(1.) The interesting question of law that requires our consideration in this reference is whether Section 11(4) of the I.T. Act, 1961, is applicable to an expenditure which is not allowable as a deduction from the income of the business undertaking owned by a charitable or religious trust. The question relates to the assessment year 1965-66 in respect of an assessee which is a public charitable trust. The assessee carries on business of running a textile mill and a technological institute of textiles. The trust filed a return showing a total income of Rs. 14,24,379 under the head "Other sources". It claimed a refund of Rs. 3,75,755 under Section 237 of the I.T. Act.

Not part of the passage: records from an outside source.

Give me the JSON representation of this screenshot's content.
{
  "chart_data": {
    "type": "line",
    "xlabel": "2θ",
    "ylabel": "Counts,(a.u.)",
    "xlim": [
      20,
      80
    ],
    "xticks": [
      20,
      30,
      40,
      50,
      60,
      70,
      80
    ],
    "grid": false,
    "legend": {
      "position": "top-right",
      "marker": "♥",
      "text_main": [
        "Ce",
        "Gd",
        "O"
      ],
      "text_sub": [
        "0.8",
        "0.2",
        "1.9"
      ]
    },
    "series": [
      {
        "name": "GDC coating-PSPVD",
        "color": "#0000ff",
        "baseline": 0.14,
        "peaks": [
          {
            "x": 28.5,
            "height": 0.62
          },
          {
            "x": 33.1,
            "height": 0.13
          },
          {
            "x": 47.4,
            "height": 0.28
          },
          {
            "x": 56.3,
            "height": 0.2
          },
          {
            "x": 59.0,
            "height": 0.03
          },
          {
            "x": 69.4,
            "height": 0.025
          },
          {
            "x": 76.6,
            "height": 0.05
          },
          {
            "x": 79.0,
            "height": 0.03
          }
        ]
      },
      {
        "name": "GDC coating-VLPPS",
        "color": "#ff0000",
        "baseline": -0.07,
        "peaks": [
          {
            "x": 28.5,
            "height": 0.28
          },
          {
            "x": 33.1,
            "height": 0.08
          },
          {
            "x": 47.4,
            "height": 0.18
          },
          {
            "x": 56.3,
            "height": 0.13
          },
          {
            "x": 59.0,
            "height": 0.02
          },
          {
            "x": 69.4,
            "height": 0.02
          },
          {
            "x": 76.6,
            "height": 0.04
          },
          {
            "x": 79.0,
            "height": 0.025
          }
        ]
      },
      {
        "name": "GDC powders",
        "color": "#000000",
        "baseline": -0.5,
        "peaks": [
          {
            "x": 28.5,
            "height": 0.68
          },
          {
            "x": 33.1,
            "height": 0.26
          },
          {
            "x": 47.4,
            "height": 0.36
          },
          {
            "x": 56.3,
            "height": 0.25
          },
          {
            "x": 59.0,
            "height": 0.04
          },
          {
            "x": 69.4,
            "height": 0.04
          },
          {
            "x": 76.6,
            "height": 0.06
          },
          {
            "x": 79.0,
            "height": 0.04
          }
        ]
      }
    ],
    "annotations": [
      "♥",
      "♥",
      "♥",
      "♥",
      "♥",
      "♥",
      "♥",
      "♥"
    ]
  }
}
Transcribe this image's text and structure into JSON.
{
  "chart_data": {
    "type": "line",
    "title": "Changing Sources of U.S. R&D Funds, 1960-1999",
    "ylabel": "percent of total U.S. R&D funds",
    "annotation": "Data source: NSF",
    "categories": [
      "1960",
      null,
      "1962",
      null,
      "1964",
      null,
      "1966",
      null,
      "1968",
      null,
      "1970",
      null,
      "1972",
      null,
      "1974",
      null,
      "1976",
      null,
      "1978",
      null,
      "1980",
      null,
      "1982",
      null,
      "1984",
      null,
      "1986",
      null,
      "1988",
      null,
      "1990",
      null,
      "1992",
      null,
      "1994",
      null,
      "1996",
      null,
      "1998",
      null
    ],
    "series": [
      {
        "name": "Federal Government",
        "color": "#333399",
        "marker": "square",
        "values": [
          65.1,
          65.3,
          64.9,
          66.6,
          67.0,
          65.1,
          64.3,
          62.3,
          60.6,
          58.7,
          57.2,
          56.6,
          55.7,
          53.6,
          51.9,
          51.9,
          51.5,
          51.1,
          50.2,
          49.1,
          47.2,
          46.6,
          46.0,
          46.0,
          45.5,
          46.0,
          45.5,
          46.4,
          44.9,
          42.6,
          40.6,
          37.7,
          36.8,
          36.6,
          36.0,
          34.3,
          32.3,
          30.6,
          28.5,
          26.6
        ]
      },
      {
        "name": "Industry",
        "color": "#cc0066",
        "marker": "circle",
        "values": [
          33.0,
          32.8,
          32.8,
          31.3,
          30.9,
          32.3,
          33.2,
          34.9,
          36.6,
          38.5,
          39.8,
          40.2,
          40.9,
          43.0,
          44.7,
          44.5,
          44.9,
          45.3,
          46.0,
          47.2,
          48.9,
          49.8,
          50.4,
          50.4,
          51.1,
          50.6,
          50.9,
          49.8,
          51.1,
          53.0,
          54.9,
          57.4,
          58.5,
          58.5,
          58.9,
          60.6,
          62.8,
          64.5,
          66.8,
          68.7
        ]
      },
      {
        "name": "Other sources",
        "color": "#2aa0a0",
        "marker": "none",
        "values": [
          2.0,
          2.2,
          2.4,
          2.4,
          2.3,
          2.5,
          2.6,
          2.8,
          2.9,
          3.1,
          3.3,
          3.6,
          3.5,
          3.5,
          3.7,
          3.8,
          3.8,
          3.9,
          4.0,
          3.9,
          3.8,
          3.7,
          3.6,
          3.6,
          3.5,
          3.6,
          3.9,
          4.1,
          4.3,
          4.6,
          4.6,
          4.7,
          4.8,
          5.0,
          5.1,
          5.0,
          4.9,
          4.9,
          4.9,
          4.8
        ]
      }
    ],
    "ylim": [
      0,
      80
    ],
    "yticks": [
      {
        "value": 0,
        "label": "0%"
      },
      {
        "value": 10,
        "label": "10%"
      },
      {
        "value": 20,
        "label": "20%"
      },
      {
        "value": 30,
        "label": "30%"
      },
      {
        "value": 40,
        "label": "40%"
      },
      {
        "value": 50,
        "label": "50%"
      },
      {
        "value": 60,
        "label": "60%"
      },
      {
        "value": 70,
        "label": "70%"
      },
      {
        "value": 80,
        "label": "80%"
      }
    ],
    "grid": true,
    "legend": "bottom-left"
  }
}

(2.) The ITO held that the trust is a public charitable trust which has been granted exemption under Section 11 of the I.T. Act. He observed that the trust has certified that the entire expenditure incurred by it was for charitable purposes in relation to the objects of the trust and no expenditure was incurred outside India. The accumulation of income at the end of the year was below the maximum permissible limit of 25%. The certificate was accepted after verification. The ITO computed the net profit of the textile mill run by the assessee-trust. He held that a sum of Rs. 9,547 debited to the profit and loss account was not an admissible deduction for a business undertaking. According to him, the net profit of the textile mill came to Rs. 40,25,148 while the net profit of the business undertaking as per accounts was Rs. 40,15,601. The difference of Rs. 9,547, though admittedly spent by the assessee for charity and donation, was held by him to be income taxable under Section 11(4) of the I.T. Act, 1961.
(3.) The assessee went on appeal. The AAC upheld the assessee's submission that Sub-section (4) of Section 11 was not applicable to an expenditure which was liable to exclusion under Section 11(1) of the Act.